Charles Clark (19 April 1838 – 29 March 1903) was a Baptist minister and lecturer.

Clark was born in London and entered the Baptist College at Nottingham as a student for the ministry. After filling several charges in London and the provinces, he accepted the pastorate of the Baptist Church in Albert Park, Melbourne, Victoria (Australia) where he arrived in April 1869.

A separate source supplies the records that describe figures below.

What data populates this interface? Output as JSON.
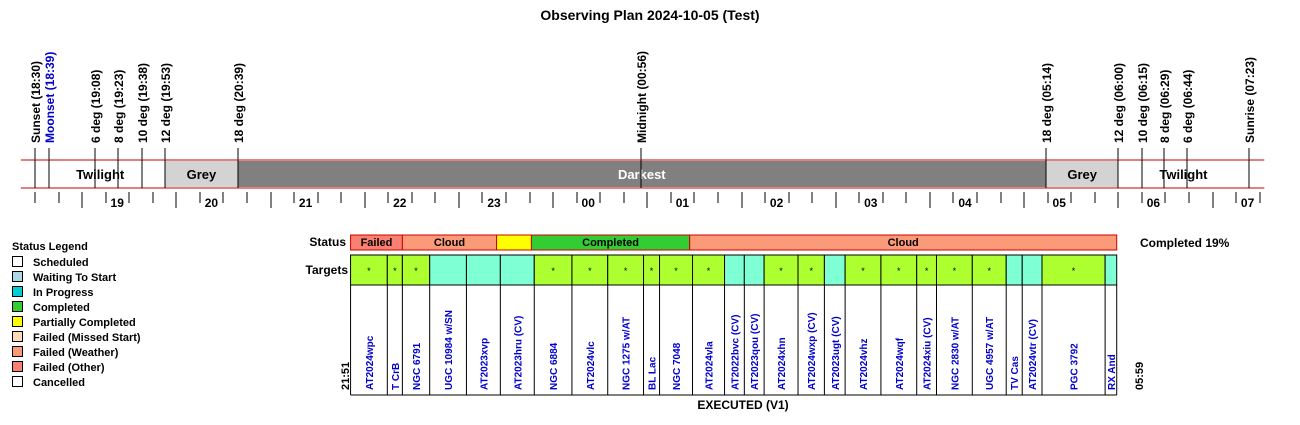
{
  "title": "Observing Plan 2024-10-05 (Test)",
  "time_axis": {
    "hours": [
      {
        "label": "19",
        "t": 19.0
      },
      {
        "label": "20",
        "t": 20.0
      },
      {
        "label": "21",
        "t": 21.0
      },
      {
        "label": "22",
        "t": 22.0
      },
      {
        "label": "23",
        "t": 23.0
      },
      {
        "label": "00",
        "t": 24.0
      },
      {
        "label": "01",
        "t": 25.0
      },
      {
        "label": "02",
        "t": 26.0
      },
      {
        "label": "03",
        "t": 27.0
      },
      {
        "label": "04",
        "t": 28.0
      },
      {
        "label": "05",
        "t": 29.0
      },
      {
        "label": "06",
        "t": 30.0
      },
      {
        "label": "07",
        "t": 31.0
      }
    ],
    "range_hours": [
      18.35,
      31.55
    ]
  },
  "events": [
    {
      "label": "Sunset (18:30)",
      "t": 18.5,
      "color": "#000000"
    },
    {
      "label": "Moonset (18:39)",
      "t": 18.65,
      "color": "#0000cc"
    },
    {
      "label": "6 deg (19:08)",
      "t": 19.1333,
      "color": "#000000"
    },
    {
      "label": "8 deg (19:23)",
      "t": 19.3833,
      "color": "#000000"
    },
    {
      "label": "10 deg (19:38)",
      "t": 19.6333,
      "color": "#000000"
    },
    {
      "label": "12 deg (19:53)",
      "t": 19.8833,
      "color": "#000000"
    },
    {
      "label": "18 deg (20:39)",
      "t": 20.65,
      "color": "#000000"
    },
    {
      "label": "Midnight (00:56)",
      "t": 24.9333,
      "color": "#000000"
    },
    {
      "label": "18 deg (05:14)",
      "t": 29.2333,
      "color": "#000000"
    },
    {
      "label": "12 deg (06:00)",
      "t": 30.0,
      "color": "#000000"
    },
    {
      "label": "10 deg (06:15)",
      "t": 30.25,
      "color": "#000000"
    },
    {
      "label": "8 deg (06:29)",
      "t": 30.4833,
      "color": "#000000"
    },
    {
      "label": "6 deg (06:44)",
      "t": 30.7333,
      "color": "#000000"
    },
    {
      "label": "Sunrise (07:23)",
      "t": 31.3833,
      "color": "#000000"
    }
  ],
  "sky_bands": [
    {
      "label": "Twilight",
      "start": 18.5,
      "end": 19.8833,
      "color": "#ffffff",
      "text_color": "#000000"
    },
    {
      "label": "Grey",
      "start": 19.8833,
      "end": 20.65,
      "color": "#d3d3d3",
      "text_color": "#000000"
    },
    {
      "label": "Darkest",
      "start": 20.65,
      "end": 29.2333,
      "color": "#808080",
      "text_color": "#ffffff"
    },
    {
      "label": "Grey",
      "start": 29.2333,
      "end": 30.0,
      "color": "#d3d3d3",
      "text_color": "#000000"
    },
    {
      "label": "Twilight",
      "start": 30.0,
      "end": 31.3833,
      "color": "#ffffff",
      "text_color": "#000000"
    }
  ],
  "legend": {
    "title": "Status Legend",
    "items": [
      {
        "label": "Scheduled",
        "color": "#ffffff"
      },
      {
        "label": "Waiting To Start",
        "color": "#add8e6"
      },
      {
        "label": "In Progress",
        "color": "#00ced1"
      },
      {
        "label": "Completed",
        "color": "#32cd32"
      },
      {
        "label": "Partially Completed",
        "color": "#ffff00"
      },
      {
        "label": "Failed (Missed Start)",
        "color": "#ffdab9"
      },
      {
        "label": "Failed (Weather)",
        "color": "#fa9a78"
      },
      {
        "label": "Failed (Other)",
        "color": "#fa8072"
      },
      {
        "label": "Cancelled",
        "color": "#ffffff"
      }
    ]
  },
  "schedule": {
    "status_label": "Status",
    "targets_label": "Targets",
    "start_time": "21:51",
    "end_time": "05:59",
    "start_t": 21.85,
    "end_t": 29.9833,
    "completed_text": "Completed 19%",
    "footer": "EXECUTED (V1)",
    "status_segments": [
      {
        "label": "Failed",
        "start": 21.85,
        "end": 22.4,
        "color": "#fa8072"
      },
      {
        "label": "Cloud",
        "start": 22.4,
        "end": 23.4,
        "color": "#fa9a78"
      },
      {
        "label": "",
        "start": 23.4,
        "end": 23.77,
        "color": "#ffff00"
      },
      {
        "label": "Completed",
        "start": 23.77,
        "end": 25.45,
        "color": "#32cd32"
      },
      {
        "label": "Cloud",
        "start": 25.45,
        "end": 29.9833,
        "color": "#fa9a78"
      }
    ],
    "targets": [
      {
        "name": "AT2024wpc",
        "start": 21.85,
        "end": 22.24,
        "color": "#adff2f",
        "mark": "*"
      },
      {
        "name": "T CrB",
        "start": 22.24,
        "end": 22.4,
        "color": "#adff2f",
        "mark": "*"
      },
      {
        "name": "NGC 6791",
        "start": 22.4,
        "end": 22.69,
        "color": "#adff2f",
        "mark": "*"
      },
      {
        "name": "UGC 10984 w/SN",
        "start": 22.69,
        "end": 23.08,
        "color": "#7fffd4",
        "mark": ""
      },
      {
        "name": "AT2023xvp",
        "start": 23.08,
        "end": 23.44,
        "color": "#7fffd4",
        "mark": ""
      },
      {
        "name": "AT2023hru (CV)",
        "start": 23.44,
        "end": 23.8,
        "color": "#7fffd4",
        "mark": ""
      },
      {
        "name": "NGC 6884",
        "start": 23.8,
        "end": 24.2,
        "color": "#adff2f",
        "mark": "*"
      },
      {
        "name": "AT2024vlc",
        "start": 24.2,
        "end": 24.58,
        "color": "#adff2f",
        "mark": "*"
      },
      {
        "name": "NGC 1275 w/AT",
        "start": 24.58,
        "end": 24.96,
        "color": "#adff2f",
        "mark": "*"
      },
      {
        "name": "BL Lac",
        "start": 24.96,
        "end": 25.13,
        "color": "#adff2f",
        "mark": "*"
      },
      {
        "name": "NGC 7048",
        "start": 25.13,
        "end": 25.48,
        "color": "#adff2f",
        "mark": "*"
      },
      {
        "name": "AT2024vla",
        "start": 25.48,
        "end": 25.82,
        "color": "#adff2f",
        "mark": "*"
      },
      {
        "name": "AT2022bvc (CV)",
        "start": 25.82,
        "end": 26.03,
        "color": "#7fffd4",
        "mark": ""
      },
      {
        "name": "AT2023qou (CV)",
        "start": 26.03,
        "end": 26.24,
        "color": "#7fffd4",
        "mark": ""
      },
      {
        "name": "AT2024xhn",
        "start": 26.24,
        "end": 26.6,
        "color": "#adff2f",
        "mark": "*"
      },
      {
        "name": "AT2024wxp (CV)",
        "start": 26.6,
        "end": 26.88,
        "color": "#adff2f",
        "mark": "*"
      },
      {
        "name": "AT2023ugt (CV)",
        "start": 26.88,
        "end": 27.1,
        "color": "#7fffd4",
        "mark": ""
      },
      {
        "name": "AT2024vhz",
        "start": 27.1,
        "end": 27.48,
        "color": "#adff2f",
        "mark": "*"
      },
      {
        "name": "AT2024wqf",
        "start": 27.48,
        "end": 27.86,
        "color": "#adff2f",
        "mark": "*"
      },
      {
        "name": "AT2024xiu (CV)",
        "start": 27.86,
        "end": 28.07,
        "color": "#adff2f",
        "mark": "*"
      },
      {
        "name": "NGC 2830 w/AT",
        "start": 28.07,
        "end": 28.45,
        "color": "#adff2f",
        "mark": "*"
      },
      {
        "name": "UGC 4957 w/AT",
        "start": 28.45,
        "end": 28.81,
        "color": "#adff2f",
        "mark": "*"
      },
      {
        "name": "TV Cas",
        "start": 28.81,
        "end": 28.98,
        "color": "#7fffd4",
        "mark": ""
      },
      {
        "name": "AT2024vtr (CV)",
        "start": 28.98,
        "end": 29.19,
        "color": "#7fffd4",
        "mark": ""
      },
      {
        "name": "PGC 3792",
        "start": 29.19,
        "end": 29.86,
        "color": "#adff2f",
        "mark": "*"
      },
      {
        "name": "RX And",
        "start": 29.86,
        "end": 29.9833,
        "color": "#7fffd4",
        "mark": ""
      }
    ]
  },
  "chart_data": {
    "type": "timeline",
    "title": "Observing Plan 2024-10-05 (Test)",
    "x_range_hours": [
      18.35,
      31.55
    ],
    "events": [
      "Sunset (18:30)",
      "Moonset (18:39)",
      "6 deg (19:08)",
      "8 deg (19:23)",
      "10 deg (19:38)",
      "12 deg (19:53)",
      "18 deg (20:39)",
      "Midnight (00:56)",
      "18 deg (05:14)",
      "12 deg (06:00)",
      "10 deg (06:15)",
      "8 deg (06:29)",
      "6 deg (06:44)",
      "Sunrise (07:23)"
    ],
    "completed_percent": 19
  }
}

Having been very successful as an amateur lecturer on secular subjects, Clark resigned his pastoral charge in 1874, and lectured professionally throughout the Australian colonies with extraordinary success.
Mr. Clark was gifted with a wonderfully retentive memory, great dramatic force, a powerful and melodious voice, and, above all, a fine quality of delicate sympathy and largeheartedness which brought him into direct touch with the public, and instinctively prompted him to select for his themes subjects which appealed to the emotions and loftier sensibilities of all classes of the community. Acting on the maxim 'The highest study of mankind is man,' Mr. Clark committed to memory the choicest selections from the writings of Charles Dickens, and recited them with such remarkable displays of feeling as to move his hearers either to laughter or to tears; He was just the kind of man to enter into the spirit of Dickens's works, and to represent him fairly; for, like that immortal author, he had wide sympathies for all that is human, a keen eye for the grotesque, and a profound contempt for all hypocrisies, and make-believes. But his repertoire covered an extensive and interesting field, and his chief aim was to convey instruction on the history and poetry of the British nation. A lecture on 'Christmas in Old England' was repeated hundreds of times, and another on the 'Tower of London' was immensely .successful.

After a tour in America in 1876, where he attracted large audiences, he returned to Australia, but shortly afterwards left for England, where he remained till 1889, when he revisited Australia, and achieved a considerable measure of his former success. He again toured Australia in 1896, which was also a success.

Clark died on 29 March 1903 in Bristol, England.